Rebecca effortlessly combines the creepy thriller aspects with romantic drama, all drenched in atmosphere.
Joan Fontaine is wonderfully awkward as the unnamed main character, thrust into a life she is completely unprepared for. Laurence Olivier has just the right air of ‘could be a romantic hero, could be a psychopath’ as the moody Maxim. Judith Anderson as the sinister Mrs Danvers, still devoted to the dead Rebecca, is the real highlight.
Joan Fontaine’s character says something towards the beginning about wishing there was an invention that could preserve memories - but it is the memory of Rebecca preserved in the very air of Manderlay that causes so many problems. (Well, that and Maxim’s failure to communicate.)
It’s an interesting conceit that the main character is never named - her very identity becomes secondary to Rebecca’s every time someone refers to ‘Mrs De Winter - I mean the late Mrs De Winter’. It’s a difficult thing to get the hang of a new name, and having to fill the shoes of that name’s late owner must make it peculiarly difficult - I like the moment when surrounded by Rebecca’s monogrammed stationery she tells the gardener on the phone that Mrs De Winter is dead, forgetting that actually means her.
One of my favourite scenes is the whole scene in which they look at the movies from their honeymoon - the light flickering uncertainly over her face and the way he blocks the light when he’s angry about her mentioning gossip.
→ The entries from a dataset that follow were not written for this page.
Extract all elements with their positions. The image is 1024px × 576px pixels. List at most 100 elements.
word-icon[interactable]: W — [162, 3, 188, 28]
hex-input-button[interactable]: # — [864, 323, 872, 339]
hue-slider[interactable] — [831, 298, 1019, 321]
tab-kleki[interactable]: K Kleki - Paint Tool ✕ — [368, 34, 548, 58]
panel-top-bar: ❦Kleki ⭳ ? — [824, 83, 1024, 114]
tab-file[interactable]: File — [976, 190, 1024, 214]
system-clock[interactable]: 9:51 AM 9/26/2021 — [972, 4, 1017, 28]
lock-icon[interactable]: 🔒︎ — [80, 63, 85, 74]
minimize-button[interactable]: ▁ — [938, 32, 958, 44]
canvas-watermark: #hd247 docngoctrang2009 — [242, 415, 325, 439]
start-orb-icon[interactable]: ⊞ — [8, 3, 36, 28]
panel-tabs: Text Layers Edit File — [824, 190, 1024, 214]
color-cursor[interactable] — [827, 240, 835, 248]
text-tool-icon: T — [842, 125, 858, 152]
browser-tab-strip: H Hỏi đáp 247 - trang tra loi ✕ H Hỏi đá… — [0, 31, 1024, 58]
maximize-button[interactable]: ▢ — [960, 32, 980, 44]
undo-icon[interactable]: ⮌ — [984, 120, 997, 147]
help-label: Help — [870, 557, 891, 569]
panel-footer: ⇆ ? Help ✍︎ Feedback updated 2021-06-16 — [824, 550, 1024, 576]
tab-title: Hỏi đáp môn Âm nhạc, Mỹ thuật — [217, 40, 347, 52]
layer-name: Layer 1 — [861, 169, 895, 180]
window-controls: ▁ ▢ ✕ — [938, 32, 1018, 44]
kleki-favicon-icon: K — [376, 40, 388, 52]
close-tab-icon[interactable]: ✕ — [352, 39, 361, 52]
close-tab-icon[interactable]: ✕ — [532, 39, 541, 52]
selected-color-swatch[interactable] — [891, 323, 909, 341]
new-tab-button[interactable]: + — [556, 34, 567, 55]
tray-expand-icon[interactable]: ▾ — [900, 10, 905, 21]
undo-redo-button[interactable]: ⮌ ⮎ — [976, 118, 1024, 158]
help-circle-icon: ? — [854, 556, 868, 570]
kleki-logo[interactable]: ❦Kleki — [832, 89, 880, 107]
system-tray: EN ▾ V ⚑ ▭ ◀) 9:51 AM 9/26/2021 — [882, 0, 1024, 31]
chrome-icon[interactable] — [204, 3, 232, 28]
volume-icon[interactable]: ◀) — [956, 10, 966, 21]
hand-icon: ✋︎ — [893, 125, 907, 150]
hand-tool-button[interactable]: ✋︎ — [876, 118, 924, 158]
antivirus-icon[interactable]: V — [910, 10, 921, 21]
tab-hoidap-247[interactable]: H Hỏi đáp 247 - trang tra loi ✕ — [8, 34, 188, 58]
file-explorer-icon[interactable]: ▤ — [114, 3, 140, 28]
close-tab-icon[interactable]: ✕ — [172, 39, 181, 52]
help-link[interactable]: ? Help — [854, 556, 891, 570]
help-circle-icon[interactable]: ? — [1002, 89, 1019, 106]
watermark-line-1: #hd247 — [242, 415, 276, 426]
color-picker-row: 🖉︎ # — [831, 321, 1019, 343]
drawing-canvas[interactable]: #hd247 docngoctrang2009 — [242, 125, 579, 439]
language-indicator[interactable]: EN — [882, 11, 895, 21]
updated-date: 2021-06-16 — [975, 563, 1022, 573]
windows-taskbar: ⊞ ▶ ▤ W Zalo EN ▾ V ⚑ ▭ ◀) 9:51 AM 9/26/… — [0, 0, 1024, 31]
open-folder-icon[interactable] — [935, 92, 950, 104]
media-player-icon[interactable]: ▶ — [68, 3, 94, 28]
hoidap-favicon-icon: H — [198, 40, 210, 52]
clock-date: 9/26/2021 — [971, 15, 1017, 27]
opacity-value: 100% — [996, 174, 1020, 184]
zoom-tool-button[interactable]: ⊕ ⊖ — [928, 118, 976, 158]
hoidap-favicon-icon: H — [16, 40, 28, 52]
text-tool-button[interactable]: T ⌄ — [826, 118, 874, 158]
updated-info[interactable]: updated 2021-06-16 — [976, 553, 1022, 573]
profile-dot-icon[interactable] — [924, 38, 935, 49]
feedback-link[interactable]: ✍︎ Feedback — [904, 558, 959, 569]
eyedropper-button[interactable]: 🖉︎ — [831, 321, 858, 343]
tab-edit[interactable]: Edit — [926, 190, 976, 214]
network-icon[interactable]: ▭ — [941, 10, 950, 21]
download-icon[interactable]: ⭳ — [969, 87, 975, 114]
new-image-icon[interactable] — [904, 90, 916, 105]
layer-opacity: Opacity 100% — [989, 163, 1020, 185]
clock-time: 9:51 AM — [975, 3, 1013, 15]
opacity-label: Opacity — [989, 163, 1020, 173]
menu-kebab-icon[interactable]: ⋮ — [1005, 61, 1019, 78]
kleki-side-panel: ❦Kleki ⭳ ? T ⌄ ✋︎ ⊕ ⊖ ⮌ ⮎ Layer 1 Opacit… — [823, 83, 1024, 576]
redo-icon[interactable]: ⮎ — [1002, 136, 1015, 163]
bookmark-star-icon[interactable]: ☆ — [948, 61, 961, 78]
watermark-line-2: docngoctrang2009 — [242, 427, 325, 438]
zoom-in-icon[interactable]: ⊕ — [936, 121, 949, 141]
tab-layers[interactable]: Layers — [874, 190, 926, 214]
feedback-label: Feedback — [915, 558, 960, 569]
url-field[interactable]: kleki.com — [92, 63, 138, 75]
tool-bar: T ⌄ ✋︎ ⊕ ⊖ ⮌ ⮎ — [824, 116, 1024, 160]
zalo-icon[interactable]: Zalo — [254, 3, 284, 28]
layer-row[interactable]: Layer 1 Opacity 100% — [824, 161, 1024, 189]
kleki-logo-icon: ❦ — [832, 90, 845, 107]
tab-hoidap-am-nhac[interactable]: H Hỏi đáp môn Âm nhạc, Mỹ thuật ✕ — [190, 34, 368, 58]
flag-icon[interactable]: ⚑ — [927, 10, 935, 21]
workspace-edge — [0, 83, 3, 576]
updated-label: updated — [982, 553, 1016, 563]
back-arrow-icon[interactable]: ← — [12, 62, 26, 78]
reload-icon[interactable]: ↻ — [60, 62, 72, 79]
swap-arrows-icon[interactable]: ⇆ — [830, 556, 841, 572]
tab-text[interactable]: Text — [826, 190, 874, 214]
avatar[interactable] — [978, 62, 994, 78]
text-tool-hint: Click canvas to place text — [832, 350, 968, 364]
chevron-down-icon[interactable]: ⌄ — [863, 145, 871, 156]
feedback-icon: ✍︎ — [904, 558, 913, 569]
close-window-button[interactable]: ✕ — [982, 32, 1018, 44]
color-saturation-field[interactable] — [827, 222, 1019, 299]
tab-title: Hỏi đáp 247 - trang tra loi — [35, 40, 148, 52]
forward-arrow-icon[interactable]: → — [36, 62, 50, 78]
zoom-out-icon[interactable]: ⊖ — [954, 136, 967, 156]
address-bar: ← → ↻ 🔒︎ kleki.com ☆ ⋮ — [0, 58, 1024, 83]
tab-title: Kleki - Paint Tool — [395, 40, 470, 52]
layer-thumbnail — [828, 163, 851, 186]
I think it’s great that we never actually see Rebecca; however I stumbled across a discussion wondering what Rebecca would have looked like, with some people suggesting Gene Tierney and others Vivien Leigh - I think either of these would fit my idea of Rebecca (think of Tierney in Leave Her to Heaven). According to imdb trivia, Olivier wanted Leigh to play the lead role and as a consequence treated Fontaine horribly.